Moulay Slimane dirigera plusieurs expéditions (1802, 1810, 1812) contre les tribus rifaines qui refusaient de payer l'impôt au makhzen… Région montagneuse pauvre et enclavée, dont la survie dépend notamment de la contrebande avec les enclaves espagnoles de Ceuta et Melilla et de la culture du cannabis, le Rif a vécu dans l'ostracisme du pouvoir central de Rabat pendant le long règne autoritaire du roi Hassan II (1961-1999).
Mohammed VI tente de se racheter auprès ses sujets du troisième type. A son accession au trône, en 1999, Mohammed VI mettra fin à la politique de la «terre brûlée» menée par son père. Dans l'espoir peut-être de faire revenir les Chleuhs du Nord à la maison de l'obéissance. Il fera deux déplacements dans les provinces de Nador et Houceima – une première dans l'histoire du Maroc indépendant – lors desquels le roi distribuera une dizaine de projets structurants : Nador West Med, aéroports, stations touristiques (Saïdia), liaisons ferroviaires… assez pour faire oublier l'idéal incarné dans les années 1920 par Abdelkrim Al Khettabi, fondateur de la république du Rif ? Pas si sûr. Les prétentions autonomistes (ou séparatistes) du Rif font trembler le trône alaouite.
Malgré l'interdiction des partis identitaires, une foultitude d'associations amazighes occupent le terrain politique et prêchent lors de meetings, marches imposantes et séminaires, les vertus de l'autonomie. Surtout que la conjoncture s'y prête. Les militants pour l'autonomie du Rif prennent au mot le roi Mohammed VI, qui proposait dans sa tablette des réformes territoriales une «régionalisation avancée» pour les provinces du Maroc et le statut d'autonomie pour le Sahara occidental.

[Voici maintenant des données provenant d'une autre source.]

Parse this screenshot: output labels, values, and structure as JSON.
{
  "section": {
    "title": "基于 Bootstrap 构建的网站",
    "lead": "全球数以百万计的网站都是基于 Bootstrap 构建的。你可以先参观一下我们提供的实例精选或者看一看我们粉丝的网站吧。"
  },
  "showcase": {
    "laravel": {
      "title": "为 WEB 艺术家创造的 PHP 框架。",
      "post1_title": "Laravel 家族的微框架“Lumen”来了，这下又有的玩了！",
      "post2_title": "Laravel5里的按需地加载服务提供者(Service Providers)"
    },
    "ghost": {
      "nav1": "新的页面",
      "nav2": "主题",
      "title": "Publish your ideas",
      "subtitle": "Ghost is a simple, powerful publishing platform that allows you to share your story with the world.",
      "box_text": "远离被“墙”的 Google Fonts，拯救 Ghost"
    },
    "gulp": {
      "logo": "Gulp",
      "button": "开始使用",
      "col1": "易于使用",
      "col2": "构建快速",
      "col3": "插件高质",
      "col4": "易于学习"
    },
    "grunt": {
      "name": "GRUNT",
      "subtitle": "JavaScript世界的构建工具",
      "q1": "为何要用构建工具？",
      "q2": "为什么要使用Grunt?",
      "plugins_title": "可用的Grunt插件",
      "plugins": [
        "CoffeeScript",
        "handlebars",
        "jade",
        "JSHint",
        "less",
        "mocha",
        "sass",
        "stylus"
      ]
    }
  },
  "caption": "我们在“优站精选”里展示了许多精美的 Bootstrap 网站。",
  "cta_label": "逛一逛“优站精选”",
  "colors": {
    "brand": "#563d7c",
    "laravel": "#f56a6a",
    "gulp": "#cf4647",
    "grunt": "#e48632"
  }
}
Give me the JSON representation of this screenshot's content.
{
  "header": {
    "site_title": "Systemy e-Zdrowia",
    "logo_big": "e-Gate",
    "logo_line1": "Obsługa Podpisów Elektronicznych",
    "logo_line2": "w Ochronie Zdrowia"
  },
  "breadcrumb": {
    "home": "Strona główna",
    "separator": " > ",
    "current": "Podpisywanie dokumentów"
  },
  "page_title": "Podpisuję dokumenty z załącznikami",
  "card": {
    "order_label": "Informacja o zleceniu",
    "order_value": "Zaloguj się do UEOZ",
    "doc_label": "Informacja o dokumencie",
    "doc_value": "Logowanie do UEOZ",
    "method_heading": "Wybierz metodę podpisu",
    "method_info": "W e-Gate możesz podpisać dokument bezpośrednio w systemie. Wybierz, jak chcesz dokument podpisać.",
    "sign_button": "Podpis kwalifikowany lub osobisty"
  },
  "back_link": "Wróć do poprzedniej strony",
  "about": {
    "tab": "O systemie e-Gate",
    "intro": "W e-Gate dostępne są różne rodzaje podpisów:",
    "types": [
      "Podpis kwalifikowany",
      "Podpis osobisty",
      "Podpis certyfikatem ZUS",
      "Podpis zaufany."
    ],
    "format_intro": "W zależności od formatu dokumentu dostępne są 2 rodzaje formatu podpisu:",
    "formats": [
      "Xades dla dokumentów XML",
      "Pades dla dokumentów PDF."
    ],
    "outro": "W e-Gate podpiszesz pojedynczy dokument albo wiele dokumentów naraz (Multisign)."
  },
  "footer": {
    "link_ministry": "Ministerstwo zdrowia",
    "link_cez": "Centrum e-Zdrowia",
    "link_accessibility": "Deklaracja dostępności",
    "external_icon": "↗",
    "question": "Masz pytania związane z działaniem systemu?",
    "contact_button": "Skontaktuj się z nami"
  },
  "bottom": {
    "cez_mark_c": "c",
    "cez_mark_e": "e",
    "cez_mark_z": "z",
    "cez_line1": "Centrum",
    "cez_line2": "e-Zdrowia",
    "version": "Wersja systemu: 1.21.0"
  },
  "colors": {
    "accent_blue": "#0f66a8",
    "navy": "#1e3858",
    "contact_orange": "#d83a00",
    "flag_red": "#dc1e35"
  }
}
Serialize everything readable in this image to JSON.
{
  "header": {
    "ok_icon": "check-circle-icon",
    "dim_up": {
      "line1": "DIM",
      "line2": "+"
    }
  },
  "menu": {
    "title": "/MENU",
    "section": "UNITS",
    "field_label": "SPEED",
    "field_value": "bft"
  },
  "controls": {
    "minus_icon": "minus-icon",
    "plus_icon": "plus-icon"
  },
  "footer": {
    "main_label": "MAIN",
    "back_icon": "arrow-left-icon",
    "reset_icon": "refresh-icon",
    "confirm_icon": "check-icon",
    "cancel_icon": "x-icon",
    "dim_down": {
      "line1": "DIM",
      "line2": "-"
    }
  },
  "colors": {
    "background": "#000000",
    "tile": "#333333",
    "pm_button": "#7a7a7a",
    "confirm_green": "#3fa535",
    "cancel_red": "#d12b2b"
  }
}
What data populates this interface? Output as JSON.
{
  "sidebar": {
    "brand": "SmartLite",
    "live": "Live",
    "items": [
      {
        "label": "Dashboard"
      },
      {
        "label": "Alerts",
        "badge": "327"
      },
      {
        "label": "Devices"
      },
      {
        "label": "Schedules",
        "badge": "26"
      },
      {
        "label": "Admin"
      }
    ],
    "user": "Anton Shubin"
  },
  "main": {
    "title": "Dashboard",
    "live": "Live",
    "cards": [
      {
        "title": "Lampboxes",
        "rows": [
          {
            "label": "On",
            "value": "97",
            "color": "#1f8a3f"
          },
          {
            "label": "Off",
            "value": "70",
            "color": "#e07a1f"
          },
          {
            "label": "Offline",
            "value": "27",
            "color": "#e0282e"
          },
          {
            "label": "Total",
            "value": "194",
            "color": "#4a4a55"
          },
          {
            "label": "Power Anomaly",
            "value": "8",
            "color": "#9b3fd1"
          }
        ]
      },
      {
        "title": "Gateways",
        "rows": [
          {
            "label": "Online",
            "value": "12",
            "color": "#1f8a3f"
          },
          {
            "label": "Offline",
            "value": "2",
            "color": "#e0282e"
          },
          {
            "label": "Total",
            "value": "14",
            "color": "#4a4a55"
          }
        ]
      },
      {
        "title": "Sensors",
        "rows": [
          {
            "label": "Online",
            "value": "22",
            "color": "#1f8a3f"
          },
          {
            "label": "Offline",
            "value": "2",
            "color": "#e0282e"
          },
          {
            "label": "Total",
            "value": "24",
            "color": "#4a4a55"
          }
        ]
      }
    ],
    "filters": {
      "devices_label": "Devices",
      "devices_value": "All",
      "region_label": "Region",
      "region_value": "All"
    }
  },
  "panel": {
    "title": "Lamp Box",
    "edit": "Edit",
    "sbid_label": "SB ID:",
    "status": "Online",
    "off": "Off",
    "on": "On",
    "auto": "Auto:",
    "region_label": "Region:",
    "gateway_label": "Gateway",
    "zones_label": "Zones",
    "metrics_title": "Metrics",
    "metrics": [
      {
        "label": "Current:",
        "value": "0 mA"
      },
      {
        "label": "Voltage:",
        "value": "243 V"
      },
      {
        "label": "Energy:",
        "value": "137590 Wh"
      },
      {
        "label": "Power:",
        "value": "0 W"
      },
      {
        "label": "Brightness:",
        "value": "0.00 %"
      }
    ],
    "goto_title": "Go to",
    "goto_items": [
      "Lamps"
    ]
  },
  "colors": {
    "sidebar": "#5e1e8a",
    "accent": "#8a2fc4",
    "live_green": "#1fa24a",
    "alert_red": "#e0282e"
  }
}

A Nador, tous ou presque parlent haut et fièrement le tarifit, l'un des dialectes les plus répandus du Rif. Chleuh al az, les «fiers Chleuhs», c'est ainsi qu'on les appelle au Maroc, entretiennent avec leur parler séculaire un rapport fusionnel, quasi mystique. Le tarifit est pour les militants autonomistes la matrice du projet politique. C'est aussi une carte de visite, un «outil de travail» indispensable dans le commerce, les banques. Le Rif est «si vous ne parlez pas le rifain, vous ne saurez faire des affaires. Même les banques exigent la connaissance du tarifit. Sa maîtrise est vraiment indispensable», affirme le directeur de la Chambre de commerce et d'industrie de Nador. Houcine Hamouti, vieux briscard du mouvement amazigh, est convaincu de la justesse de la revendication autonomiste. Les raisons sont d'abord économiques, précise-t-il. Chômage, drogue, contrebande, répression policière… le quotidien des Rifains est loin d'être enviable.
Délaissé par le pouvoir central, le Rif manque cruellement d'investissement public. La zone industrielle de Selouane emploie à peine 3000 personnes alors que la population du Rif dépasse les 3 millions d'âmes.
Paradoxalement, le Rif possède le plus grand nombre de banques du royaume : 400 succursales, soit une banque pour 800 habitants rien qu'à Nador. Le montant des dépôts bancaires dépasse, d'après M. Hamouti, les 3 milliards de dollars. Une manne considérable provenant du trafic de drogue, mais aussi des transferts effectués par les travailleurs émigrés.
Suite à la répression de 1959, des milliers de Rifains ont été forcés à l'exil. «Toutes les richesses du Rif profitent au makhzen. Les ressources minières, halieutiques, forestières doivent désormais revenir aux Rifains», déclare Mohammed Zahid, journaliste au Rif Al Maghrebi. «Le makhzen nous accuse de séparatisme alors même que nos droits les plus élémentaires sont bafoués. Tamazight n'est pas qu'une question qu'on appréhende du seul point de vue culturel ou identitaire. C'est d'abord et avant tout une revendication hautement politique», conclut M. Derghal, le président de l'association Ameziane, qui porte le nom d'un illustre résistant à l'occupation espagnole, précurseur d'Abdelkrim El Khettabi.